Shahbaz is also scheduled to distribute 17,000 solar sets to the schools in far-flung areas on Saturday (today).

These decisions were taken in a review meeting of the Chief Minister’s School Reforms Roadmap chaired by the chief minister here on Thursday.

Appreciating the availability of toilets in more than 99pc schools in the province, the chief minister stressed that more toilets should be constructed in respective schools where enrolment was higher.

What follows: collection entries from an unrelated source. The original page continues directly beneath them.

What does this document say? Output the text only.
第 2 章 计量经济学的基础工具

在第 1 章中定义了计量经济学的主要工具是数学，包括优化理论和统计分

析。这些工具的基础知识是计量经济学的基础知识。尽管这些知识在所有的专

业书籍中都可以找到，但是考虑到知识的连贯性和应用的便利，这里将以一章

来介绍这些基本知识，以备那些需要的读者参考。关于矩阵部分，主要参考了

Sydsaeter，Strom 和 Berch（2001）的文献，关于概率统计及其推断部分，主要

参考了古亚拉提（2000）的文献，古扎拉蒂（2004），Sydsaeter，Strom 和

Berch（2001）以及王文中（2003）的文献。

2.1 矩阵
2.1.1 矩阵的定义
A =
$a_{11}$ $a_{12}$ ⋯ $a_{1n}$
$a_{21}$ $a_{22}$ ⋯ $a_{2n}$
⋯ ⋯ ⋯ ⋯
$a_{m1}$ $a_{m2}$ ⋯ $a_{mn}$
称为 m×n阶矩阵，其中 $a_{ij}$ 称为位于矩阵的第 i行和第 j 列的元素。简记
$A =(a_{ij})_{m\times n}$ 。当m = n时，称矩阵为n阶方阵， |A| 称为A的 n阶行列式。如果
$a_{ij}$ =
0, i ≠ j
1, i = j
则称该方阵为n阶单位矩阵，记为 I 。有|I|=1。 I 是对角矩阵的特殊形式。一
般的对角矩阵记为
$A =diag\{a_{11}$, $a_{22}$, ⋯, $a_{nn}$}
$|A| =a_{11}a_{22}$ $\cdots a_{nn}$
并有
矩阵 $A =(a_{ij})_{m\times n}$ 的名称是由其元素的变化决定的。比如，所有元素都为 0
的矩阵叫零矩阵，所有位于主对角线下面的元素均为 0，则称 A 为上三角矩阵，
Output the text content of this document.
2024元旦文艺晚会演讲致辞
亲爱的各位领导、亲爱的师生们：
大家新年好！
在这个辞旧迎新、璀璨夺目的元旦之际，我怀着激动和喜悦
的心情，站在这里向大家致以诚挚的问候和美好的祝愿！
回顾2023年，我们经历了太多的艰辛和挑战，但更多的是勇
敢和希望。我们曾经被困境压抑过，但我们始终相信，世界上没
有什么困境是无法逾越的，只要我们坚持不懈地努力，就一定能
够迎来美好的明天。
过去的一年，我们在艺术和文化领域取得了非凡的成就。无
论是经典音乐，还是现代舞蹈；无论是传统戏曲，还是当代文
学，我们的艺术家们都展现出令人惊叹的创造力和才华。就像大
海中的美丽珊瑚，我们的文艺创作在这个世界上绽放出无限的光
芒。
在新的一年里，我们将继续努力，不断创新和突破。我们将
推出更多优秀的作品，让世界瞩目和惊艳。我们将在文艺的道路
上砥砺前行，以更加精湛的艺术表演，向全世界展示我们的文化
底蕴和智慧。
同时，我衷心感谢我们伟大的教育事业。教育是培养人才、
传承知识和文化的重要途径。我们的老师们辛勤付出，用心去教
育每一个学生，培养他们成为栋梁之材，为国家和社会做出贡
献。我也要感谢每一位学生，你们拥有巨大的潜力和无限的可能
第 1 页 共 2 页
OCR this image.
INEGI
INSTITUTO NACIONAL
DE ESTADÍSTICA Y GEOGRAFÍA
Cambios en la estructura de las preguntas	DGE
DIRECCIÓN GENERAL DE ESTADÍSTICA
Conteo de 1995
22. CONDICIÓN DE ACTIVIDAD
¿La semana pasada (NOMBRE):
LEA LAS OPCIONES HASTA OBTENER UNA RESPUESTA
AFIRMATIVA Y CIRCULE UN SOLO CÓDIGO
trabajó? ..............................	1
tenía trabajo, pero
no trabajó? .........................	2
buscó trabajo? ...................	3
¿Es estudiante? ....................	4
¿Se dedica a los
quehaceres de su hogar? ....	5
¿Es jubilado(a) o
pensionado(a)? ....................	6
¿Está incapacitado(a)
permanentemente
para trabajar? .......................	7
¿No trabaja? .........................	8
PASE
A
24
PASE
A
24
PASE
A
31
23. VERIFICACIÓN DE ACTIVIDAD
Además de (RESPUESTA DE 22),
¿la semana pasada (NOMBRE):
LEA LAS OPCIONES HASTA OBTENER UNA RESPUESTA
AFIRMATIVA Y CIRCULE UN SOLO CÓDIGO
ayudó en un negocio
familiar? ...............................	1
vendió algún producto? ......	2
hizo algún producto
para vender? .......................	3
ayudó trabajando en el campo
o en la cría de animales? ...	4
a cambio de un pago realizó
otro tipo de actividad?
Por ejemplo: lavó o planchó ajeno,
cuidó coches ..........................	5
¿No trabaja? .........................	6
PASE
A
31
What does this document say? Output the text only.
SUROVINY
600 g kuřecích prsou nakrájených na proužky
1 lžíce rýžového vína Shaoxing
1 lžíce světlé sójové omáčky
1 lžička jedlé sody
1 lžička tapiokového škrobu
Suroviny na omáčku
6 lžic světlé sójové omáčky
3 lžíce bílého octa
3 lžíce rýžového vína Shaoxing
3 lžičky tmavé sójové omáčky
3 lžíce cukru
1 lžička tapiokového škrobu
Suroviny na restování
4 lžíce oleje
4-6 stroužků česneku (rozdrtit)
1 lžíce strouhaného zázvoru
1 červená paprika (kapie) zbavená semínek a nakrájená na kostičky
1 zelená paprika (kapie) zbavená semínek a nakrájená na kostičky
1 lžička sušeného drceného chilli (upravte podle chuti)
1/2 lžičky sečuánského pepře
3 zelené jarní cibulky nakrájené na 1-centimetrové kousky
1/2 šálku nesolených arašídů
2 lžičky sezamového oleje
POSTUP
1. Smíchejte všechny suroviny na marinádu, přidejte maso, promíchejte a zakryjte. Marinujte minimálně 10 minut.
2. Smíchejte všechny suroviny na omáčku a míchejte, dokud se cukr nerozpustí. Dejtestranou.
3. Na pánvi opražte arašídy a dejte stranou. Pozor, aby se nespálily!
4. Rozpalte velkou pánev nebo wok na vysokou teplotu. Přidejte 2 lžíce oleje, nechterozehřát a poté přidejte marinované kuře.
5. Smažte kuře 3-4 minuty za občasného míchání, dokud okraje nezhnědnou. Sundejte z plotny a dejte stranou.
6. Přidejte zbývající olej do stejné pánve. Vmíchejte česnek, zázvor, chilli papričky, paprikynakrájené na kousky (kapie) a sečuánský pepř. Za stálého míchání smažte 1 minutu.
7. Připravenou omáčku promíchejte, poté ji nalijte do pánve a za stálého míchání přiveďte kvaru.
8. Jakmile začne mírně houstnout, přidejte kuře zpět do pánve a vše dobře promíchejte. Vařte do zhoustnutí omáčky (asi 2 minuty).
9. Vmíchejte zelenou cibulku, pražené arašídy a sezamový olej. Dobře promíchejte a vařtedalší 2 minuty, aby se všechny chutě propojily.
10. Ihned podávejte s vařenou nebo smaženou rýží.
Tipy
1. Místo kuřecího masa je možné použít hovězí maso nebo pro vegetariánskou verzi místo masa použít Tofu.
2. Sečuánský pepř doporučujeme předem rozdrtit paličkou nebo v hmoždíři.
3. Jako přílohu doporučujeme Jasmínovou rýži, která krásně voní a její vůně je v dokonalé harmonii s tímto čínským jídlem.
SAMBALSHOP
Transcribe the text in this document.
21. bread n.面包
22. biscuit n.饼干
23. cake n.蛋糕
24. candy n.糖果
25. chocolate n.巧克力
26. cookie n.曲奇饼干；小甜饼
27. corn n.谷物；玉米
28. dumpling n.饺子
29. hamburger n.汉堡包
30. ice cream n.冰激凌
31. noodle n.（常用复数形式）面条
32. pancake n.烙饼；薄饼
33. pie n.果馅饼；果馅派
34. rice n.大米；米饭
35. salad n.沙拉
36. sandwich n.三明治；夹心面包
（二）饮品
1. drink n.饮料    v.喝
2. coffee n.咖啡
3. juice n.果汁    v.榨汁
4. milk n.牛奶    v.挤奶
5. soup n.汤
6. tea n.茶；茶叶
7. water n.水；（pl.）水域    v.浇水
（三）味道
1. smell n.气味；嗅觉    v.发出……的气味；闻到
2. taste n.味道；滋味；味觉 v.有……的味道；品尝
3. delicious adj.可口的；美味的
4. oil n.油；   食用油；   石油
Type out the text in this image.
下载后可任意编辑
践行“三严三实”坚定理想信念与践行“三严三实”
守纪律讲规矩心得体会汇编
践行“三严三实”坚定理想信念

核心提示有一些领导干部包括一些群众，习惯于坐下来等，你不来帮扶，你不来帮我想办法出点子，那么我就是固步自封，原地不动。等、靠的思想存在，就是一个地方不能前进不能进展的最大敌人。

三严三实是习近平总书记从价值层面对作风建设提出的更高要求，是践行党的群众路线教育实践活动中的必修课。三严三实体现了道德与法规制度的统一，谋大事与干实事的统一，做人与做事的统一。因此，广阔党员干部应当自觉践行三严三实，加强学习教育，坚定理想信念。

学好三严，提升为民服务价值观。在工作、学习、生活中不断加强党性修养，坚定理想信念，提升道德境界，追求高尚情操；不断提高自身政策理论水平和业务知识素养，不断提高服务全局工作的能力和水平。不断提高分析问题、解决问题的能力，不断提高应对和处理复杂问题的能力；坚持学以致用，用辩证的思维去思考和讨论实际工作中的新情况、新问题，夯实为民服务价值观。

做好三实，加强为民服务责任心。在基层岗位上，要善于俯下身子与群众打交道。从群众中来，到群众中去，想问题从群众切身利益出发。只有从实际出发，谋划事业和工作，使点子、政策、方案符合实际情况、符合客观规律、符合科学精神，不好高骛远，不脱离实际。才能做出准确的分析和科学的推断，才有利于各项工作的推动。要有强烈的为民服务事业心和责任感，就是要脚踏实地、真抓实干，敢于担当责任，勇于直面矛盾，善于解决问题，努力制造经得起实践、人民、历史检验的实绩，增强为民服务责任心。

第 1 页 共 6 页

The CM directed the department to recruit 50,000 sweepers for public primary schools in the province, adding that soap should also be provided in all schools’ toilets.

Chief Secretary retired Capt Zahid Saeed said the induction of new teachers would upgrade two-teacher to four-teacher primary schools and largely address the multi-grade teaching problem.

Secretary schools Abdul Jabbar Shaheen said the department had completed the process of recruitment of 80,000 new teachers and they would be joining schools at the beginning of the new academic session.

He said the department had conducted a survey of increase in enrolment of students in public and private schools as well as provision of missing facilities. “A consultation firm has been hired through a competitive process for a third party validation -- to be conducted in 10 weeks beginning from March 1,” he said.

Regarding monitoring of schools in terms of students and teachers attendance and other factors leading to imparting of quality education, he said the existing DTEs would be replaced with assistant education officers (AEOs) having purview of monitoring 10 schools in their respective jurisdictions.

He said the department would adjust from its available budget, including the non-salary budget, to ensure cleanliness in toilets.

On the chief minister’s direction, the secretary schools committed that all 52,000 public schools would be directed to purchase tablets from their own non-salary budget next month.